A última hora me llama una amiga a la que no veo hace años. Tiene una discapacidad intelectual y vive con su padre ya muy mayor. Pese a que le he insistido no se baja la aplicación de wasap. Creo que es porque no sabe escribir bien y le digo que puede grabar su voz y la aplicación la escribe. Creo que no me entiende, pero le digo que ya tengo un accesorio para hablar por el móvil y escucharla por los audífonos, que la próxima vez la llamo yo. Estamos en un buen aprieto las dos, yo no la puedo oír y ella no me puede escribir. Así es la vida.
Ha sido un día gris porque el sol no se ha dejado ver mucho, pero no lo ha sido si comprendemos cuánto nos necesitamos y dependemos unos de otros.

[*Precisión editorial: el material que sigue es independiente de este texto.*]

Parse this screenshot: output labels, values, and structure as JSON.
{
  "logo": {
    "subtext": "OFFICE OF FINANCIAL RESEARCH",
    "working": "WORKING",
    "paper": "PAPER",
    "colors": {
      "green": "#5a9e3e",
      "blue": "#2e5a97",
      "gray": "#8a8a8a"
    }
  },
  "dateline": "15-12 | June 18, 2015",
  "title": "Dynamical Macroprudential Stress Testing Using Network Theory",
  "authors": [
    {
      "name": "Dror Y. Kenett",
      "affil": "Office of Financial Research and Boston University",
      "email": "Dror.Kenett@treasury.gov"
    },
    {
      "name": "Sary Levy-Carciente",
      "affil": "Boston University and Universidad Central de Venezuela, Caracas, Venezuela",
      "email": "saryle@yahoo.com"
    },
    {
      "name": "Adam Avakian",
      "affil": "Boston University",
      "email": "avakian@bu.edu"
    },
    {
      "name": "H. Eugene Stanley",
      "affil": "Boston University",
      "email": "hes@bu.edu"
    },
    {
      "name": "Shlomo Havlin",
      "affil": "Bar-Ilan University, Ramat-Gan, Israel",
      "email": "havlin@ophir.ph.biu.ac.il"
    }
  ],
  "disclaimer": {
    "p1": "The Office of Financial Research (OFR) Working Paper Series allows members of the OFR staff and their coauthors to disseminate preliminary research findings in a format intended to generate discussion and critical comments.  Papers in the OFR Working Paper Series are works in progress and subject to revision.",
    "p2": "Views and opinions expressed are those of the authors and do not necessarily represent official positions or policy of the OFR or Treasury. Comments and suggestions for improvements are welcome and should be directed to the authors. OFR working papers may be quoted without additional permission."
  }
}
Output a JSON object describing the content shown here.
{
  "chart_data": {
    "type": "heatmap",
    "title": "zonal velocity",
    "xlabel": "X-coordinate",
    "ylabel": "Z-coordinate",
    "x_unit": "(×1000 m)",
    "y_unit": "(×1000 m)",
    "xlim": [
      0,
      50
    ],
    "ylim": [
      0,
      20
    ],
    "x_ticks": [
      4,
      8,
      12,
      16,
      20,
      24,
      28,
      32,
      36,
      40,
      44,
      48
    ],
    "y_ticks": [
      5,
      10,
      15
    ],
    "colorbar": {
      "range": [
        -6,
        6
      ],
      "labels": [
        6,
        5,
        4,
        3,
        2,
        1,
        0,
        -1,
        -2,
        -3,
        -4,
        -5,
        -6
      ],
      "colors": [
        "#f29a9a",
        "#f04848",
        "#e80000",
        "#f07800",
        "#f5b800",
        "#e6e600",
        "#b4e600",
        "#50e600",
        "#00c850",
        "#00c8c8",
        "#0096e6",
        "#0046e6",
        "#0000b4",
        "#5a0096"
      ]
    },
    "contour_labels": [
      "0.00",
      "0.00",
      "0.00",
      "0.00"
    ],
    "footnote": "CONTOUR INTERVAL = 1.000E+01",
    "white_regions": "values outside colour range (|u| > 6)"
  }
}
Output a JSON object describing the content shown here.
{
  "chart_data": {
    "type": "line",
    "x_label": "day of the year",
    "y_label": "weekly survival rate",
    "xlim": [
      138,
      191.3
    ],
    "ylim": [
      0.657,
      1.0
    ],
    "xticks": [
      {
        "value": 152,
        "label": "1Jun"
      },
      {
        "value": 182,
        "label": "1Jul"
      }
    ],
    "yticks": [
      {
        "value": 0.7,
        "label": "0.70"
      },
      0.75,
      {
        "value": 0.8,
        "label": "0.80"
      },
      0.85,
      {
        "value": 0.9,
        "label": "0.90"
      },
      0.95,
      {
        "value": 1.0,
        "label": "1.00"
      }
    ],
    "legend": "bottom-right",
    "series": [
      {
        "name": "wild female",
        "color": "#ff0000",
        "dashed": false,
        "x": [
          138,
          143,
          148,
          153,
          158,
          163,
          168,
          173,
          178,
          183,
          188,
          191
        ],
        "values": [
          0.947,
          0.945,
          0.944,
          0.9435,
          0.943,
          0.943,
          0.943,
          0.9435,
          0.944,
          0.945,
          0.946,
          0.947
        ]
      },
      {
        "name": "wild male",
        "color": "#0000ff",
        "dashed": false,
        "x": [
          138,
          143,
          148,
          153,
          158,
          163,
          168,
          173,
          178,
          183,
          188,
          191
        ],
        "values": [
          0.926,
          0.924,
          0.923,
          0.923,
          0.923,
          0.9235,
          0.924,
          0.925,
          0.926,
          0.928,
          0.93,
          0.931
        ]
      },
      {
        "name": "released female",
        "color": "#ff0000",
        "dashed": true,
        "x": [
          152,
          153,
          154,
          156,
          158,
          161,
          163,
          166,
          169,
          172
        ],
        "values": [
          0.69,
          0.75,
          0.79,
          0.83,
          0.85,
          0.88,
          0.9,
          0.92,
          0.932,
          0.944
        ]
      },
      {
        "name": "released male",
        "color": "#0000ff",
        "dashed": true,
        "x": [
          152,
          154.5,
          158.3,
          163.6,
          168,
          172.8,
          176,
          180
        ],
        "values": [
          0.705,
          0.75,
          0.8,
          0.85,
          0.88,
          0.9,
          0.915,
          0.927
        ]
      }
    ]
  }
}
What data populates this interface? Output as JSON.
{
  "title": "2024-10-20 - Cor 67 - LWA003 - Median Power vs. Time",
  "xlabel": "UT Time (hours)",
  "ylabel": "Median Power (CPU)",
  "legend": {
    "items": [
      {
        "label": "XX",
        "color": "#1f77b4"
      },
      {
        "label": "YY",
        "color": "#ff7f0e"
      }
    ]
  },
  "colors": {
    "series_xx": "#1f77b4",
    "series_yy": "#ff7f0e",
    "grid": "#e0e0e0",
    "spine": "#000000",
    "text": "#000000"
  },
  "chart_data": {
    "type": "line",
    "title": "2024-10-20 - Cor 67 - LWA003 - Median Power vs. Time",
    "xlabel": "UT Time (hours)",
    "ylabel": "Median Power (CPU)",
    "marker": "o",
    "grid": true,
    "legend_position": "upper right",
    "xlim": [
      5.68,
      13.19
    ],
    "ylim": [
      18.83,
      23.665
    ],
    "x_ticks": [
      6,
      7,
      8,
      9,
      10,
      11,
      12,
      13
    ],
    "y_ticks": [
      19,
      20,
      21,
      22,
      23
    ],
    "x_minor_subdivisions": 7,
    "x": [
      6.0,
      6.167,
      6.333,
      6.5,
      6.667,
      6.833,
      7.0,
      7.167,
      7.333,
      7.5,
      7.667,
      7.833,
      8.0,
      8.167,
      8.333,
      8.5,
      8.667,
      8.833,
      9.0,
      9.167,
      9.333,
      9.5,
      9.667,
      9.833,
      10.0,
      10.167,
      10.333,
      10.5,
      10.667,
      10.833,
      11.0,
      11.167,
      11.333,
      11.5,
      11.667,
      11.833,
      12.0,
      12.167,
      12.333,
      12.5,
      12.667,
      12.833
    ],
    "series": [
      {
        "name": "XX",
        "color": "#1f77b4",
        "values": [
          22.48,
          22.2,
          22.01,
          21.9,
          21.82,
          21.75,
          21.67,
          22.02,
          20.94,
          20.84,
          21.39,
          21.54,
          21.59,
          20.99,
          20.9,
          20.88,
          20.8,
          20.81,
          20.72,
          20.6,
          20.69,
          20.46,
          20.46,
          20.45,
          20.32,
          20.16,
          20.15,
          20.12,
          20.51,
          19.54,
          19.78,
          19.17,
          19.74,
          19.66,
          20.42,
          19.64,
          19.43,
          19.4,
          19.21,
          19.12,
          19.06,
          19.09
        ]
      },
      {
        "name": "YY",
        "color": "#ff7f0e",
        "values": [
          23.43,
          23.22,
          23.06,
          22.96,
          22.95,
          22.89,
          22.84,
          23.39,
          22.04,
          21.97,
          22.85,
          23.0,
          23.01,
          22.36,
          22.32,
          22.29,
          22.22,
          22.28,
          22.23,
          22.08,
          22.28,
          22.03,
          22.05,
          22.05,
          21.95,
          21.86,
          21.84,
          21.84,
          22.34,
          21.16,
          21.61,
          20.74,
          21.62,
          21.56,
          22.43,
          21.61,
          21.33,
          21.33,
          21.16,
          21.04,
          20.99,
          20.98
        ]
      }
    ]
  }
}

Quizá haya que parar, frenar en seco, para poder comprenderlo de verdad.
Eso incluye romper y transformar muchas cosas, en particular aquellas que no son auténticas porque se quedan más en las formas, pero carecen de contenido o simplemente porque no nacen del corazón. Me voy a la cama. Ahora seguro que tardo en dormirme dándole vueltas a eso del fondo y la forma, el macrocosmos y el microcosmos, los polos de la humanidad y alguna otra cosa más….
El móvil está todos los días cargado de mensajes. Algunos son cansinos, otros estimulantes… Cada uno a su manera. Me siento privilegiada, mis hermanas están ahí.